Songs, not formats, mattered for versatile, varied Richie


Lionel Richie names some of the albums he used to tote across the campus of the historically black Tuskegee University in Alabama.

Sly & The Family Stone. Cream. Marvin Gaye. And, he remembers after a moment's pause, Country Joe and the Fish. "And this is in the middle of the civil rights movement," he says with a chuckle.

"It was about music, it wasn't about color or anything like that," he says. "If the expression of music hit you, that's what you went for."

Format divisions never meant much for the 62-year-old singer-songwriter, who teams up for duets with country stars on his new "Tuskegee" album and in Monday's "Lionel Richie and Friends" concert at the MGM Grand Garden.

The event capitalizes on the chance to use both the TV production crew and the A-list country stars who will still be in town after today's Academy of Country Music awards.

"It was probably the perfect storm," says Richie, who noted that the three weeks needed to actually record the album stretched to more than 10 months of scheduling the sessions.

"Finally to get them to show up in one place is probably the coup of my life," he says. "I'm so happy they all stayed around. That's perfect."

CBS will air the concert April 13. It will reprise some of the duets from the album, including "Say You Say Me" with Jason Aldean, "My Love" with Kenny Chesney, "Sail On" with Tim McGraw and "Lady" with Kenny Rogers.

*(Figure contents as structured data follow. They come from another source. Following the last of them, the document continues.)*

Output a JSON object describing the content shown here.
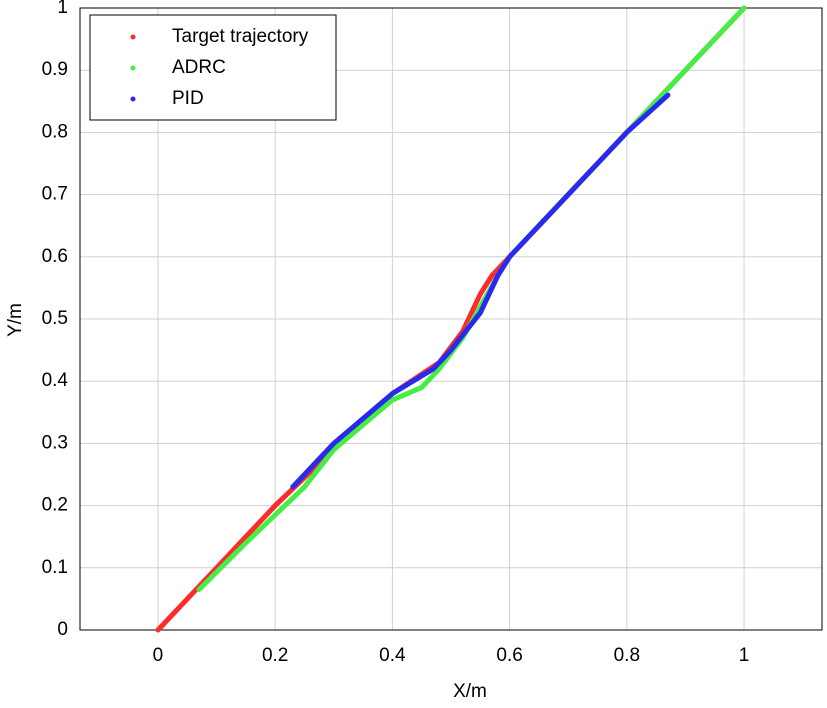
{
  "chart_data": {
    "type": "line",
    "xlabel": "X/m",
    "ylabel": "Y/m",
    "xlim": [
      -0.133,
      1.133
    ],
    "ylim": [
      0,
      1
    ],
    "xticks": [
      0,
      0.2,
      0.4,
      0.6,
      0.8,
      1
    ],
    "yticks": [
      0,
      0.1,
      0.2,
      0.3,
      0.4,
      0.5,
      0.6,
      0.7,
      0.8,
      0.9,
      1
    ],
    "grid": true,
    "legend": "upper left",
    "series": [
      {
        "name": "Target trajectory",
        "color": "#ff2a2a",
        "x": [
          0,
          0.1,
          0.2,
          0.3,
          0.4,
          0.48,
          0.52,
          0.55,
          0.57,
          0.6,
          0.7,
          0.8,
          0.9,
          1
        ],
        "values": [
          0,
          0.1,
          0.2,
          0.29,
          0.38,
          0.43,
          0.48,
          0.54,
          0.57,
          0.6,
          0.7,
          0.8,
          0.9,
          1
        ]
      },
      {
        "name": "ADRC",
        "color": "#44ee44",
        "x": [
          0.07,
          0.15,
          0.25,
          0.3,
          0.4,
          0.45,
          0.48,
          0.52,
          0.55,
          0.58,
          0.6,
          0.7,
          0.8,
          0.9,
          1
        ],
        "values": [
          0.065,
          0.14,
          0.23,
          0.29,
          0.37,
          0.39,
          0.42,
          0.47,
          0.52,
          0.57,
          0.6,
          0.7,
          0.8,
          0.9,
          1
        ]
      },
      {
        "name": "PID",
        "color": "#2a2aee",
        "x": [
          0.23,
          0.3,
          0.4,
          0.47,
          0.5,
          0.55,
          0.58,
          0.6,
          0.7,
          0.8,
          0.87
        ],
        "values": [
          0.23,
          0.3,
          0.38,
          0.42,
          0.45,
          0.51,
          0.57,
          0.6,
          0.7,
          0.8,
          0.86
        ]
      }
    ]
  }
}
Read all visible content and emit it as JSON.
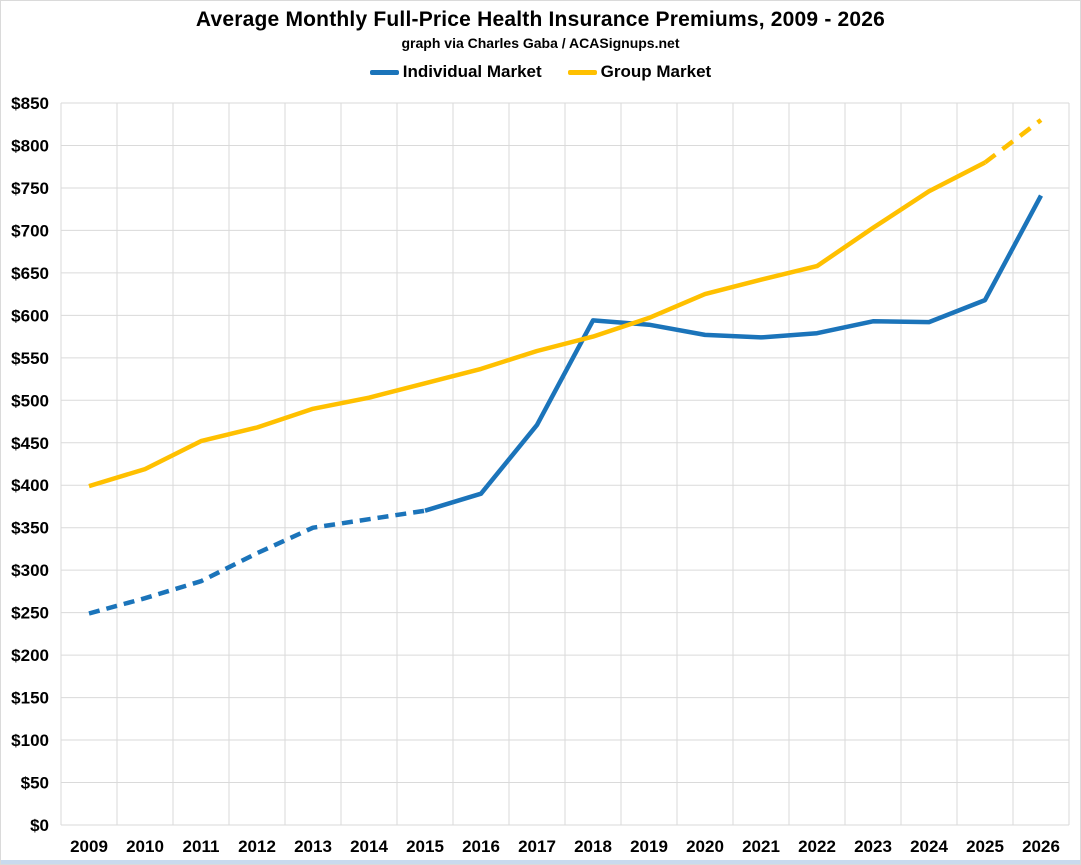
{
  "chart": {
    "title": "Average Monthly Full-Price Health Insurance Premiums, 2009 - 2026",
    "subtitle": "graph via Charles Gaba / ACASignups.net"
  },
  "chart_data": {
    "type": "line",
    "x": [
      "2009",
      "2010",
      "2011",
      "2012",
      "2013",
      "2014",
      "2015",
      "2016",
      "2017",
      "2018",
      "2019",
      "2020",
      "2021",
      "2022",
      "2023",
      "2024",
      "2025",
      "2026"
    ],
    "series": [
      {
        "name": "Individual Market",
        "color": "#1B74BA",
        "values": [
          249,
          267,
          287,
          320,
          350,
          360,
          370,
          390,
          471,
          594,
          589,
          577,
          574,
          579,
          593,
          592,
          618,
          741
        ],
        "dashed_ranges": [
          [
            0,
            6
          ]
        ],
        "dash_pattern": "11 7"
      },
      {
        "name": "Group Market",
        "color": "#FFC000",
        "values": [
          399,
          419,
          452,
          468,
          490,
          503,
          520,
          537,
          558,
          575,
          597,
          625,
          642,
          658,
          703,
          746,
          780,
          830
        ],
        "dashed_ranges": [
          [
            16,
            17
          ]
        ],
        "dash_pattern": "13 9"
      }
    ],
    "title": "Average Monthly Full-Price Health Insurance Premiums, 2009 - 2026",
    "subtitle": "graph via Charles Gaba / ACASignups.net",
    "xlabel": "",
    "ylabel": "",
    "ylim": [
      0,
      850
    ],
    "ytick_step": 50,
    "ytick_labels": [
      "$0",
      "$50",
      "$100",
      "$150",
      "$200",
      "$250",
      "$300",
      "$350",
      "$400",
      "$450",
      "$500",
      "$550",
      "$600",
      "$650",
      "$700",
      "$750",
      "$800",
      "$850"
    ],
    "grid": true,
    "gridline_color": "#dadada",
    "legend_position": "top",
    "line_width": 4.5
  }
}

But it will also have Richie tunes performed by country stars who aren't on the album, including The Band Perry doing "Penny Lover," Luke Bryan covering "Running with the Night" and Lady Antebellum tackling "Truly."

Pop and rock veterans from Kid Rock to Bon Jovi have made a run at the country format. But Richie repeats in this phone chat what he's been telling most interviewers: "I'm not going country, I've been country my whole life.

"The whole point is I left country to go out into the big world. The songs have already gone country. I'm just kind of showing up and standing next to the songs for a minute."

The earliest days of The Commodores found the group playing redneck bars and fraternity houses that Richie compares to "Animal House."

But then the group would turn around "and do 'Wichita Lineman' at an all-black club in Montgomery, Ala.," he adds with a laugh. "We got it from both ends. Why did we do that? The answer was, it was a great-ass song."

When the group went on to fame and fortune, Richie became known as its balladeer, while bandmates penned the more dance-oriented tunes such as "Brick House."

"When I started writing, I didn't know that I was in the wrong category to go after Elton John and Billy Joel and the Beatles and Marvin Gaye and Stevie Wonder all in the same pot," he says.

"But it's funny, now that I look back I go, 'What the hell was I thinking?' But I wasn't, so that's the good news."

Richie could have patched the "Tuskegee" album together more quickly by shipping parts back and forth electronically, but he wanted it done live with a live band.

"The believability of it is to get (the guest stars) to feel comfortable with the songs, as opposed to making it a Lionel Richie record," he says. In some cases, he wasn't even sure where there would be room for him to join in.

"With Blake Shelton the joke was, 'Do you have a volume knob on you somewhere, Blake?' "

The country stars all have great voices and were "not kidding around, my brother. They are there to kill. I gave them license to blow it away. I put the arrangement around them, made it comfortable for them, then I'll get on there any way I can."

Richie has performed in Las Vegas outside his regular concert touring, making him seem a logical candidate for a custom show he could perform two or three times a year, as Rod Stewart and Elton John do now.

"Residency is probably right around the corner somewhere, but not quite yet," he says. "I'm gonna do probably two more world tours and get good and tired, as we say.

"There's something special about traveling the world," he adds. "By the time you get home, you know just what to write next. But as far as just completely staying in one place to finish everything up, Vegas is a spot where I would come in (and) do the album during the day while I'm performing at night."